The US would not support abortion when a woman or girl has been raped and family planning programmes should offer alternatives to terminations, a senior policy adviser has told a conference in Nairobi.
In a statement that has emboldened anti-choice groups in the city, Valerie Huber, the US special representative for global women’s health, told a summit on population and development that her country sought to combat gender-based violence by investing in programmes that respected the rights of women and girls, but didn’t compromise “the inherent value of every human life – born and unborn”.
She added that her statement was not an endorsement of the three-day summit, held to mark the 25th anniversary of the International Conference on Population and Development (ICPD), where world leaders have pledged to redouble efforts to end preventable maternal death, satisfy family planning demand and stop violence and harmful practices.
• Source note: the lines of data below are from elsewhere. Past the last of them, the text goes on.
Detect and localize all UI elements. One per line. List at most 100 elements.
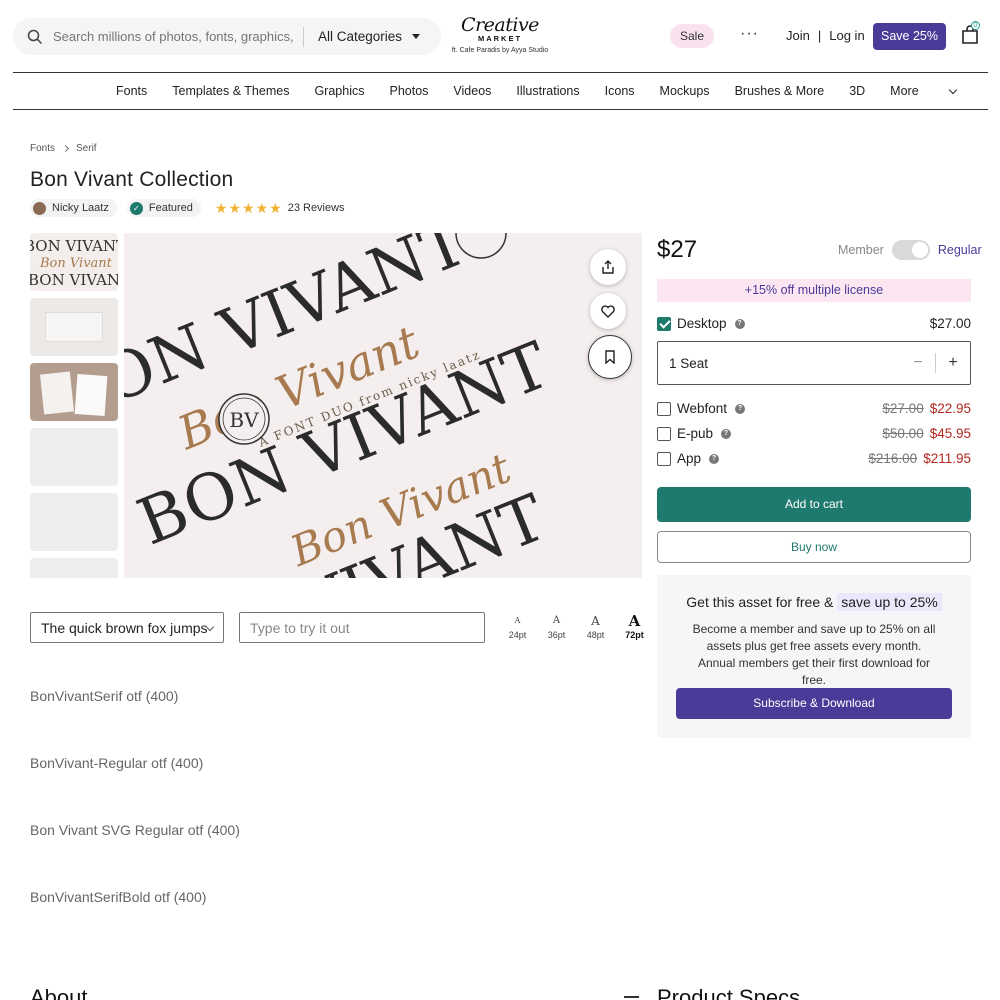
font-style-item: BonVivantSerifBold otf (400) [30, 889, 207, 905]
nav-item-illustrations[interactable]: Illustrations [516, 84, 579, 98]
help-icon[interactable]: ? [721, 428, 732, 439]
logo-tagline: ft. Cafe Paradis by Ayya Studio [451, 47, 549, 54]
breadcrumb-serif[interactable]: Serif [76, 143, 97, 154]
thumbnail-3-card-b [74, 374, 108, 416]
thumbnail-5[interactable] [30, 493, 118, 551]
license-regular-label[interactable]: Regular [938, 243, 982, 257]
font-style-item: BonVivant-Regular otf (400) [30, 755, 204, 771]
svg-text:BON VIVANT: BON VIVANT [30, 237, 118, 255]
nav-item-3d[interactable]: 3D [849, 84, 865, 98]
nav-item-mockups[interactable]: Mockups [660, 84, 710, 98]
star-icon: ★ [269, 200, 282, 216]
breadcrumb: Fonts Serif [30, 143, 97, 154]
size-24pt-button[interactable]: A 24pt [498, 612, 537, 640]
promo-text: multiple license [797, 283, 884, 297]
app-old-price: $216.00 [868, 451, 918, 466]
nav-more-label: More [890, 84, 919, 98]
desktop-checkbox[interactable] [657, 316, 671, 331]
subscribe-download-button[interactable]: Subscribe & Download [676, 688, 952, 719]
webfont-checkbox[interactable] [657, 401, 671, 416]
thumbnail-1[interactable]: BON VIVANT Bon Vivant BON VIVANT [30, 233, 118, 291]
nav-item-icons[interactable]: Icons [605, 84, 635, 98]
thumbnail-1-image: BON VIVANT Bon Vivant BON VIVANT [30, 237, 118, 289]
nav-item-templates-themes[interactable]: Templates & Themes [172, 84, 289, 98]
favorite-button[interactable] [590, 293, 626, 329]
save-25-button[interactable]: Save 25% [873, 23, 946, 50]
desktop-price: $27.00 [929, 316, 971, 331]
star-icon: ★ [228, 200, 242, 216]
size-36pt-button[interactable]: A 36pt [537, 612, 576, 640]
rating-stars[interactable]: ★ ★ ★ ★ ★ 23 Reviews [215, 201, 345, 215]
star-icon: ★ [255, 200, 269, 216]
reviews-count[interactable]: 23 Reviews [288, 202, 345, 214]
size-glyph: A [552, 615, 561, 626]
nav-item-photos[interactable]: Photos [389, 84, 428, 98]
chevron-down-icon [948, 85, 957, 94]
nav-item-brushes-more[interactable]: Brushes & More [735, 84, 825, 98]
app-checkbox[interactable] [657, 451, 671, 466]
login-link[interactable]: Log in [829, 28, 864, 43]
app-price: $216.00 $211.95 [868, 451, 971, 466]
thumbnail-6[interactable] [30, 558, 118, 578]
creative-market-logo[interactable]: Creative MARKET ft. Cafe Paradis by Ayya… [440, 16, 560, 55]
auth-links: Join | Log in [786, 28, 865, 43]
svg-text:BON VIVANT: BON VIVANT [30, 271, 118, 289]
thumbnail-2[interactable] [30, 298, 118, 356]
font-style-item: BonVivantSerif otf (400) [30, 688, 179, 704]
seat-selector: 1 Seat − + [657, 341, 971, 385]
save-to-collection-button[interactable] [588, 335, 632, 379]
category-select[interactable]: All Categories [318, 29, 421, 44]
webfont-price: $27.00 $22.95 [882, 401, 971, 416]
sample-text-select[interactable]: The quick brown fox jumps [30, 612, 224, 643]
join-link[interactable]: Join [786, 28, 810, 43]
category-label: All Categories [318, 29, 403, 44]
help-icon[interactable]: ? [709, 453, 720, 464]
bookmark-icon [605, 350, 615, 364]
font-styles-list: BonVivantSerif otf (400) BonVivant-Regul… [30, 688, 240, 956]
membership-title: Get this asset for free & save up to 25% [657, 593, 971, 611]
sale-button[interactable]: Sale [670, 24, 714, 48]
share-button[interactable] [590, 249, 626, 285]
increase-seat-button[interactable]: + [936, 342, 970, 384]
nav-item-graphics[interactable]: Graphics [314, 84, 364, 98]
size-glyph: A [514, 616, 521, 625]
main-preview-image[interactable]: BON VIVANT BON VIVANT BON VIVANT Bon Viv… [124, 233, 642, 578]
license-toggle-group: Member Regular [838, 240, 982, 260]
seat-controls: − + [901, 342, 970, 384]
try-it-input[interactable] [239, 612, 485, 643]
size-label: 24pt [508, 630, 527, 640]
font-size-selector: A 24pt A 36pt A 48pt A 72pt [498, 612, 654, 640]
thumbnail-4[interactable] [30, 428, 118, 486]
license-toggle[interactable] [891, 240, 930, 260]
nav-item-more[interactable]: More [890, 84, 957, 98]
caret-down-icon [412, 34, 421, 39]
product-specs-heading[interactable]: Product Specs [657, 985, 800, 1000]
epub-checkbox[interactable] [657, 426, 671, 441]
more-menu-icon[interactable]: ··· [740, 24, 759, 44]
breadcrumb-fonts[interactable]: Fonts [30, 143, 55, 154]
size-48pt-button[interactable]: A 48pt [576, 612, 615, 640]
desktop-label: Desktop [677, 316, 727, 331]
help-icon[interactable]: ? [735, 403, 746, 414]
desktop-license-row: Desktop ? $27.00 [657, 316, 971, 331]
about-heading[interactable]: About [30, 985, 88, 1000]
monogram-badge: BV [218, 393, 270, 445]
license-member-label[interactable]: Member [838, 243, 884, 257]
search-input[interactable] [53, 29, 293, 44]
webfont-label: Webfont [677, 401, 728, 416]
share-icon [602, 260, 614, 274]
cart-button[interactable]: 0 [961, 21, 980, 45]
epub-label: E-pub [677, 426, 714, 441]
nav-item-fonts[interactable]: Fonts [116, 84, 147, 98]
thumbnail-3[interactable] [30, 363, 118, 421]
size-72pt-button[interactable]: A 72pt [615, 612, 654, 640]
search-bar[interactable]: All Categories [13, 18, 441, 55]
help-icon[interactable]: ? [734, 318, 745, 329]
buy-now-button[interactable]: Buy now [657, 531, 971, 563]
add-to-cart-button[interactable]: Add to cart [657, 487, 971, 522]
nav-item-videos[interactable]: Videos [453, 84, 491, 98]
author-link[interactable]: Nicky Laatz [30, 199, 117, 217]
membership-description: Become a member and save up to 25% on al… [692, 622, 936, 687]
collapse-icon[interactable] [624, 996, 639, 998]
decrease-seat-button[interactable]: − [901, 342, 935, 384]
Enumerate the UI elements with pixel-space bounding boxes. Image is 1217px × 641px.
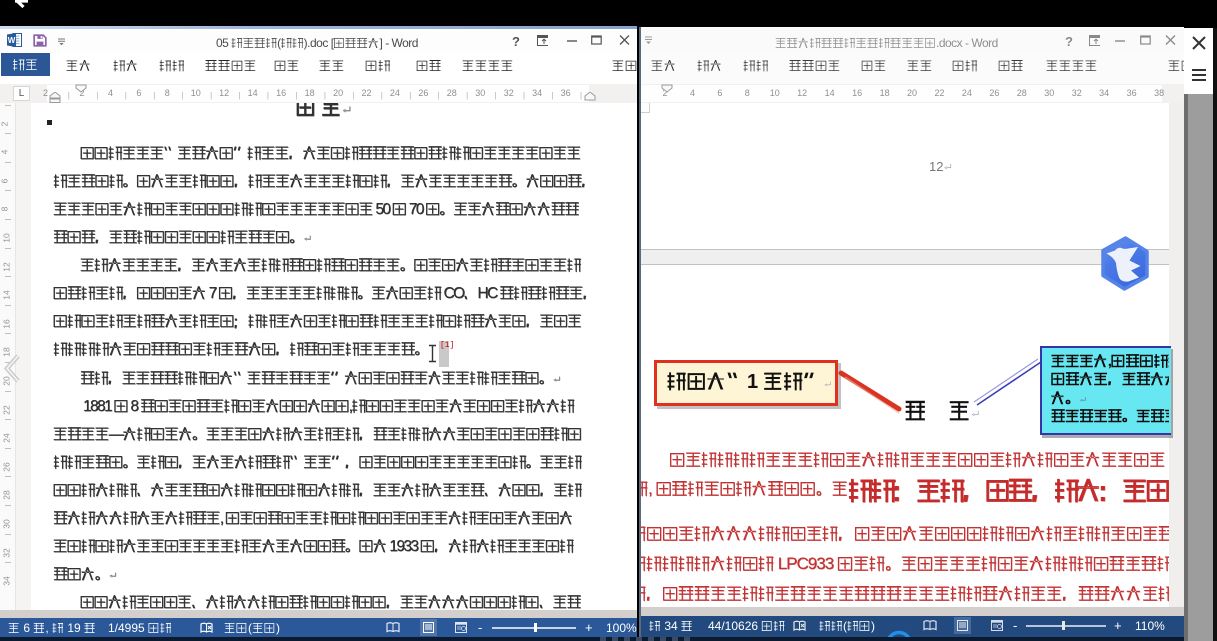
svg-text:W: W	[8, 36, 16, 45]
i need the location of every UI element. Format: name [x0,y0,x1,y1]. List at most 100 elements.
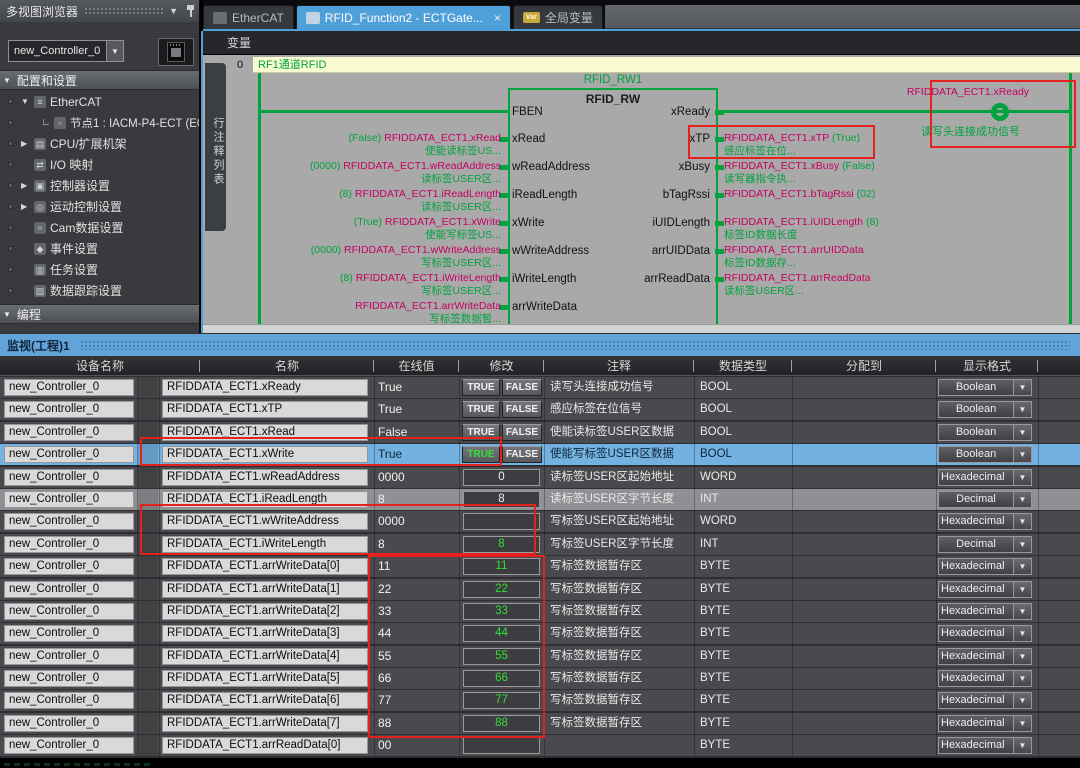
display-format-dropdown[interactable]: Hexadecimal ▼ [938,670,1032,687]
variable-name-cell[interactable]: RFIDDATA_ECT1.xTP [162,401,368,418]
variable-name-cell[interactable]: RFIDDATA_ECT1.arrWriteData[2] [162,603,368,620]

The conference, which began on Tuesday, has attracted opposition from anti-choice groups, who held their own events in the city.
More than 100,000 people have signed a petition to reject “the pro-abortion and sexualisation agenda at [the] ICPD+25 Nairobi summit”.
A “pro-life and pro-family march”, organised by the Kenya Christian Professional Forum and planned for Thursday, was postponed by police for security reasons.
“They [organisers] never allowed us, the pro-life and pro-family people, inside the ICPD25 summit. We were going to protest from the summit,” said Ann Kioko, campaigns director for CitizenGo in Africa.
“We don’t agree with the agenda of ICPD25. We have made it very clear that its agenda is not [what] we stand for. Even the president has made it very clear, saying we have to stand for the family. Even members of parliament and members of the church have spoken very clearly. The US has spoken against the event.”
In her statement, Huber, an advocate of abstinence-only sex education, said the US remained committed to preventing child marriage, female genital mutilation and people trafficking.
She added that while the US was committed to continued funding for family planning, programmes should offer women alternatives to abortion.
“The US is committed to promoting a healthy understanding of child spacing and non-coercive family planning to help couples either achieve or prevent pregnancy. The US is the largest bilateral funder for family planning. That hasn’t changed,” said Huber.
“Our global health programmes, including those for family planning, are consistent with the ICPD pronouncement that abortion is not a method of family planning and that programmes should seek to provide women alternatives to abortion.”
Her comments came as more than 200 organisations from over 50 countries published a call to action to demand urgent advances in sexual and reproductive rights around the world.
The list of demands included full access to information, means and support for any woman who wants an abortion, guaranteed universal health coverage, bodily autonomy, and a recognition that access to the full range of sexual and reproductive health and rights “is the bedrock of gender equality”.
The statement also called for the recognition of sexual rights as human rights, the protection of refugees, urgent action to address the climate crisis and more money for feminist, LGBT and disability groups.
The call to action specifically recognised the rights of adolescents – particularly girls, transgender, and gender non-confirming adolescents – to access the information, programmes and services they need to control their bodies.
“Though we’ve made significant progress since Cairo, for too many, the promise of ICPD remains unfulfilled,” said the authors of the call to action, which include the Asian-Pacific Resource and Research Centre on Women, Development Alternatives with Women for a New Era, Fiji Grassroots Feminist Network, International Women’s Health Coalition, and Realizing Sexual and Reproductive Justice.
“We must go further and be bolder in our demands. The time is now to commit to a new agenda that recognises intersecting forms of discrimination and offers actionable and sustainable solutions to achieve gender equality.”